What is the TB Skin Test?
The TB skin test tells you if the tuberculosis bacteria are in your body. Your health care professional places a small amount of solution under the skin with a needle to see if a reaction occurs.
How Do I Get My TB Test Results?
Within 2-3 days after the test, you’ll be asked to return to your health care professional. Be sure to keep this appointment. Your test results will be evaluated during this visit. In some cases, a second test may be done to confirm results.
What do the Test Results Mean?
No reaction or negative results mean you probably don’t have the tuberculosis bacteria in your body
A reaction or positive results, with the induration or bump measured in millimeters, mean you may have been infected with the tuberculosis bacteria. This doesn’t necessarily mean you have TB disease (or active tuberculosis)–you may have TB infection (LTBI). More tests, such as chest x-rays, are needed to find out if you have TB disease.
Whether you have TB disease or infection, you must see a health care professional for evaluation and treatment.
What is the Medication for TB infection (LTBI)?
The medication usually used for the treatment of latent TB infection is a drug called Isoniazid or INH. INH kills the TB bacteria in the body. If you take your medicine as prescribed, treatment for latent TB infection will keep you from ever developing TB disease.
Meningitis on Campus
Certain college students are at increased risk for meningococcal disease, a potentially fatal bacterial infection commonly referred to as meningitis.
In fact, freshmen living in dorms or residence halls are found to have a sixfold increased risk for the disease. A U.S. health advisory panel recommends that college students, particularly freshmen living in dorms, learn more about meningitis and vaccination.
What is meningococcal meningitis?
Meningitis is rare. But when it strikes, this potentially fatal bacterial disease can lead to swelling of fluid surrounding the brain and spinal column as well as severe and permanent disabilities, such as hearing loss, brain damage, seizures, limb amputation and even death.
How is it spread?
Meningococcal meningitis is spread through the air via respiratory secretions or close contact with an infected person. This can include coughing, sneezing, kissing or sharing items like utensils, cigarettes and drinking glasses.
What are the symptoms?
Symptoms of meningococcal meningitis often resemble the flu and can include high fever, severe headache, stiff neck, rash, nausea, vomiting, lethargy and confusion.
Who is at risk?
Certain college students, particularly freshmen who live in dormitories or residence halls, have been found to have an increased risk for meningococcal meningitis.
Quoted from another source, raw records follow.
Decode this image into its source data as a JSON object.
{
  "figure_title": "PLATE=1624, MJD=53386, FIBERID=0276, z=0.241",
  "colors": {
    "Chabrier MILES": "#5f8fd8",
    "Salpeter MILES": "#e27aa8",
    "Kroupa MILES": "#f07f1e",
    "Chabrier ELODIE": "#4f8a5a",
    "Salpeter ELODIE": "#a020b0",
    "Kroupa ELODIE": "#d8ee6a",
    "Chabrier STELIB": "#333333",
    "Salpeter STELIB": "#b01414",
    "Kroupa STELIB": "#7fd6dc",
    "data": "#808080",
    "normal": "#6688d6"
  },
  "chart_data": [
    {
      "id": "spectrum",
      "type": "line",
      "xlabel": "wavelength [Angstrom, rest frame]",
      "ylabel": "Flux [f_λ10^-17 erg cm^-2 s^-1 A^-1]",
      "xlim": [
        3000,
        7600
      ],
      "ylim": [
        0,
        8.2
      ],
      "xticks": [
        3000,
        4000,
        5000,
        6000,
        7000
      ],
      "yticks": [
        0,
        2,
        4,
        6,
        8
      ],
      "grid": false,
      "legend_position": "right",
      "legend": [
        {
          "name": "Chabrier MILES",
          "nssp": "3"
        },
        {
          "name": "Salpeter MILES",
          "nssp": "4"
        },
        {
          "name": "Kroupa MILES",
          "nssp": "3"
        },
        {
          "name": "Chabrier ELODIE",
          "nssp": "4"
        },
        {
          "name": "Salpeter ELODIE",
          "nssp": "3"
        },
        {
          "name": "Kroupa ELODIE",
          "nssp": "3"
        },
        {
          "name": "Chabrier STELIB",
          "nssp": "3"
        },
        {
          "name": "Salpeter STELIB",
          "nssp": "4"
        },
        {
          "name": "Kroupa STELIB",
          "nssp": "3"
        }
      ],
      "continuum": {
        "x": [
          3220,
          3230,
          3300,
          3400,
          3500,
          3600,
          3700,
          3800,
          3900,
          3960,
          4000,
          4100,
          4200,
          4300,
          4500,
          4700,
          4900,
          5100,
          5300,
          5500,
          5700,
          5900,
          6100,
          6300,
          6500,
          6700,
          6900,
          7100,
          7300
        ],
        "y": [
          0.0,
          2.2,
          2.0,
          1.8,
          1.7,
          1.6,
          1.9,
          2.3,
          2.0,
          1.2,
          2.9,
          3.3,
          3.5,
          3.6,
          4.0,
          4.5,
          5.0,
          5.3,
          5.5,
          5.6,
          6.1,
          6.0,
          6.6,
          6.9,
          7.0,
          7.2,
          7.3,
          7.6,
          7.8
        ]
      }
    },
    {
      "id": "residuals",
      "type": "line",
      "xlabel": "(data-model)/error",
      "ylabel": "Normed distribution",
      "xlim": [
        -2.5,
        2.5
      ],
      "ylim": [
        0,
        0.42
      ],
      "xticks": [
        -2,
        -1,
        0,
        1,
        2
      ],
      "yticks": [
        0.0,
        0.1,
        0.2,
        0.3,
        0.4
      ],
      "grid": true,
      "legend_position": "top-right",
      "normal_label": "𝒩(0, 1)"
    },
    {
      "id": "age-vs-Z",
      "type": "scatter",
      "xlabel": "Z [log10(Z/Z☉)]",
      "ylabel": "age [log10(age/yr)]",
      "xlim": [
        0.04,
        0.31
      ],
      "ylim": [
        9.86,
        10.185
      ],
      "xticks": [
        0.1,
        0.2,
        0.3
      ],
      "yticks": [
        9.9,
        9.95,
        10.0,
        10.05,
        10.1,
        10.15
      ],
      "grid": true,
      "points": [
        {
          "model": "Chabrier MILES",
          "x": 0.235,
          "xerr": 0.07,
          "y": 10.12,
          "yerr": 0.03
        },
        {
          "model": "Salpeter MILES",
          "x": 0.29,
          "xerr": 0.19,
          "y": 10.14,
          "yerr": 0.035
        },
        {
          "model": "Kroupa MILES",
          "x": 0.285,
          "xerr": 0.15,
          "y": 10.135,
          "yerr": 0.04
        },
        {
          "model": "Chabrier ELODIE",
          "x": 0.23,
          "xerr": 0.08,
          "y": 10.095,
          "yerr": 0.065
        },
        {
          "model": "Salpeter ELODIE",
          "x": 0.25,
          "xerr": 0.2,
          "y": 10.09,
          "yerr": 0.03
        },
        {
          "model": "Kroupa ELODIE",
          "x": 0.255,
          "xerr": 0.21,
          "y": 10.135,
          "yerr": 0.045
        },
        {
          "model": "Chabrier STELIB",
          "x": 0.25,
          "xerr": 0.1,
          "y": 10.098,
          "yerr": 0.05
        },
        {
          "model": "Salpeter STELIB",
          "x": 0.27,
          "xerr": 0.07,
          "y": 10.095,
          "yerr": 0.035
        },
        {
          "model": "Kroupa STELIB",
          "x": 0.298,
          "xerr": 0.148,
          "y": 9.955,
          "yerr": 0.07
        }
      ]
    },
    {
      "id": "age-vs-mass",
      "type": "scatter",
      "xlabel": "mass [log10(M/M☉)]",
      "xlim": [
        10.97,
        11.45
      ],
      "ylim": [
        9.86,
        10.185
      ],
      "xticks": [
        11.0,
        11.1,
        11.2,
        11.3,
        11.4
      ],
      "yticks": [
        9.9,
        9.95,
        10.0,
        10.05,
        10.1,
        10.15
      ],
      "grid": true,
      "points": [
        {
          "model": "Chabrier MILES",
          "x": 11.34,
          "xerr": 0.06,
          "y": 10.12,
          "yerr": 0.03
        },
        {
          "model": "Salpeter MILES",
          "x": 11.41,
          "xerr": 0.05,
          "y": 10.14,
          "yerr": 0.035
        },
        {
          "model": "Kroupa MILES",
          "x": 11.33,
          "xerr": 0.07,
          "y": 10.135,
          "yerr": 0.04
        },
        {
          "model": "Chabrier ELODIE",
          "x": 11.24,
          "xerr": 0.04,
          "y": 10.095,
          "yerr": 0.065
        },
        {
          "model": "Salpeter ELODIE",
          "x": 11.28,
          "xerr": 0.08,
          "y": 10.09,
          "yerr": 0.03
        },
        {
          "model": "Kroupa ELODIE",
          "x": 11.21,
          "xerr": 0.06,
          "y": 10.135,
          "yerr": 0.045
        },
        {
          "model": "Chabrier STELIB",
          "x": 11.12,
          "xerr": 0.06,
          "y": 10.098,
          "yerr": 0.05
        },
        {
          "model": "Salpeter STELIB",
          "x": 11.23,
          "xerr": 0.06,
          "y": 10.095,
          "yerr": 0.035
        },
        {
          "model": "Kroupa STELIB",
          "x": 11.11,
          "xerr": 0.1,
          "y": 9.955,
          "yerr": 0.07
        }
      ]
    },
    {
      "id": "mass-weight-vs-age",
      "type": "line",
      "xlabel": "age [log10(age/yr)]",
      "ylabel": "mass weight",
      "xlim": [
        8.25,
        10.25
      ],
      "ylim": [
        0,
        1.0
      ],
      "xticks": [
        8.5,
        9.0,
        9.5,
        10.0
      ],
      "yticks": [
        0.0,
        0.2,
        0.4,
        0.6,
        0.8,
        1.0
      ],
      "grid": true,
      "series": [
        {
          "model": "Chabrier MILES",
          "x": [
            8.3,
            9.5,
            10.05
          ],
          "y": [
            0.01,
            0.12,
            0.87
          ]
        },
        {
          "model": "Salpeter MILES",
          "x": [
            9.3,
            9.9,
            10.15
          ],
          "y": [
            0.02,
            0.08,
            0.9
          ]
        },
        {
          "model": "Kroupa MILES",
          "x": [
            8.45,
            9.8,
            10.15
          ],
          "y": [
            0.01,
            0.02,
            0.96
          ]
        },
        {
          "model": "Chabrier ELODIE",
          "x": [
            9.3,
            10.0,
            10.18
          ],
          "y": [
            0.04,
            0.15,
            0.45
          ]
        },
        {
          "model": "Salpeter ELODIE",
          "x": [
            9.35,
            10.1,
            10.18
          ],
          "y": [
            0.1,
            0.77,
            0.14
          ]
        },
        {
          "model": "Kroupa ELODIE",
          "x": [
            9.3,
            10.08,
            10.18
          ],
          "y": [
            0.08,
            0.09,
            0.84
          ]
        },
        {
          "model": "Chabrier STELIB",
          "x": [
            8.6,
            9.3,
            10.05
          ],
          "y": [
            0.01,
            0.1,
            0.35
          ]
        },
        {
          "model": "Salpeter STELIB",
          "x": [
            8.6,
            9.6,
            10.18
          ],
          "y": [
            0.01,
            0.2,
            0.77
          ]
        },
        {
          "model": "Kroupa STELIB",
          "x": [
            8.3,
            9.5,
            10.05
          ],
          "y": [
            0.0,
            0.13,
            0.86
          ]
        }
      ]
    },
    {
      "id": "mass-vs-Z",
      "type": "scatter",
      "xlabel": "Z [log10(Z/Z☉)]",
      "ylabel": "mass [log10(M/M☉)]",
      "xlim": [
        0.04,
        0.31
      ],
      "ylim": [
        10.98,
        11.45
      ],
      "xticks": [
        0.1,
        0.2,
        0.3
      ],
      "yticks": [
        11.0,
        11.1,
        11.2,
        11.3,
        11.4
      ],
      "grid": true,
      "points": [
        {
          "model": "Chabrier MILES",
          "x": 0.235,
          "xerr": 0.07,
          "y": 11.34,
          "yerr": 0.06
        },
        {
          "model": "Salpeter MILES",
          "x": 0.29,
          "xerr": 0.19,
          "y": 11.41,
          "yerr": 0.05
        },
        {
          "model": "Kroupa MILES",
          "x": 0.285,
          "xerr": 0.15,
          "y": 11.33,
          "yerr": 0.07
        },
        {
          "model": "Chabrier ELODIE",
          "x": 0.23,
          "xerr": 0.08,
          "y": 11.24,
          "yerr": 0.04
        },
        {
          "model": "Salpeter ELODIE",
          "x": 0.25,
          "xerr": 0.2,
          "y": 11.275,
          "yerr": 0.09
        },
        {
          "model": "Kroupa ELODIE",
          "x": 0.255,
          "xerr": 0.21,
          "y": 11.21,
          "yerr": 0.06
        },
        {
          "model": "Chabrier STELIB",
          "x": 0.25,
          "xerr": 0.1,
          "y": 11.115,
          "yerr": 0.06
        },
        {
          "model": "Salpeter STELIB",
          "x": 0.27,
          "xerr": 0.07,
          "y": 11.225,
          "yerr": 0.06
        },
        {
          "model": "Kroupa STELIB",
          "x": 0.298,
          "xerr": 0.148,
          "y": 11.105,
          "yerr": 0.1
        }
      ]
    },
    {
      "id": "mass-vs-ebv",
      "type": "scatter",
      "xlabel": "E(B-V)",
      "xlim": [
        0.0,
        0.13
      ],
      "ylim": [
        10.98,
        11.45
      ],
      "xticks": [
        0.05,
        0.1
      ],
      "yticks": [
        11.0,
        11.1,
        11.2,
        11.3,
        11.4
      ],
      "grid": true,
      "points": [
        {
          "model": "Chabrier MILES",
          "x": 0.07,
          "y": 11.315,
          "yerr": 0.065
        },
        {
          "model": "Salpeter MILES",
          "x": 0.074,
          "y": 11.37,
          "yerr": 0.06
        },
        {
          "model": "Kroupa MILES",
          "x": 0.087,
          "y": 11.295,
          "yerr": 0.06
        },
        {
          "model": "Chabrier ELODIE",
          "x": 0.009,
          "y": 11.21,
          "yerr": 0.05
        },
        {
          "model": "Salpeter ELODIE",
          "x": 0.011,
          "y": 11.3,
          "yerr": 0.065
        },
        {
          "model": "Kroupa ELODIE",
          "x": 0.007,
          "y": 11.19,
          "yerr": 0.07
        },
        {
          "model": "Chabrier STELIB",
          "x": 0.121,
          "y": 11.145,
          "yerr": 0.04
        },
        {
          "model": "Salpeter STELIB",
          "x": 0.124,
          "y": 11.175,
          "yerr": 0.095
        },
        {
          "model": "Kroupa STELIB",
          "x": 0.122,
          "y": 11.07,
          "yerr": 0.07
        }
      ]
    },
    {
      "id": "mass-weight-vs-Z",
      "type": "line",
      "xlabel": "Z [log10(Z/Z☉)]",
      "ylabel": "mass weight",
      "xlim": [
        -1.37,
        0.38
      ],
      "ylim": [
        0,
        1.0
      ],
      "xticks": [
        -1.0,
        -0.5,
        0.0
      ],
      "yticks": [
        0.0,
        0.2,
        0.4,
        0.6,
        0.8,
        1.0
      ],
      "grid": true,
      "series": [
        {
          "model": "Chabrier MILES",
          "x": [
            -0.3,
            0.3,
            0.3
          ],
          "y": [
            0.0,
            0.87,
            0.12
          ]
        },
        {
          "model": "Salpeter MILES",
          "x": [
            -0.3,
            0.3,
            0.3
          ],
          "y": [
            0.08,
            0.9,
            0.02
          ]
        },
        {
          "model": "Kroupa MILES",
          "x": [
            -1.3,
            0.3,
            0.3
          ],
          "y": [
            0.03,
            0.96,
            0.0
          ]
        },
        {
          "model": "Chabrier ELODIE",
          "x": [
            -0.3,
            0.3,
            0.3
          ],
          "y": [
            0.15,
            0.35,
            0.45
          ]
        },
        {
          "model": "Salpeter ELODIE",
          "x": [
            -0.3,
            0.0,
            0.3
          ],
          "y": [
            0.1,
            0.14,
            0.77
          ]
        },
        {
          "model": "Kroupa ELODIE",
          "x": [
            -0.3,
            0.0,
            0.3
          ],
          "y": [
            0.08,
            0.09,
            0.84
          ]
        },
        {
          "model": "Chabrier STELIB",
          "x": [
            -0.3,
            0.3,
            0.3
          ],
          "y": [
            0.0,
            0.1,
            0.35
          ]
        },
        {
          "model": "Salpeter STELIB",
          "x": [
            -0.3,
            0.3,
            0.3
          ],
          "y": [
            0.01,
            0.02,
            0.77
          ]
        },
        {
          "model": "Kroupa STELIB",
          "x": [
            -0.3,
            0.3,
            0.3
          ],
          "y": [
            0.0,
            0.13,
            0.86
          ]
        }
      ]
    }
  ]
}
Other undergraduates can also consider vaccination to reduce their risk for the disease.
Can meningitis be prevented?
Yes. A safe and effective vaccine is available to protect against four of the five most common strains of the disease. The vaccine provides protection for approximately three to five years. As with any vaccine, vaccination against meningitis may not protect 100 percent of all susceptible individuals.
For more information:
To learn more about meningitis and the vaccine, visit your local health care provider. You may also visit the websites of the Centers for Disease Control and Prevention (CDC), www.cdc.gov/ncidod/dbmd/diseaseinfo, and the American College Health Association, www.acha.org.
All Cottey College students are required to receive the meningococcal vaccination before arrival on campus. Please note, the meningococcal vaccination is not available at Cottey College Health Services.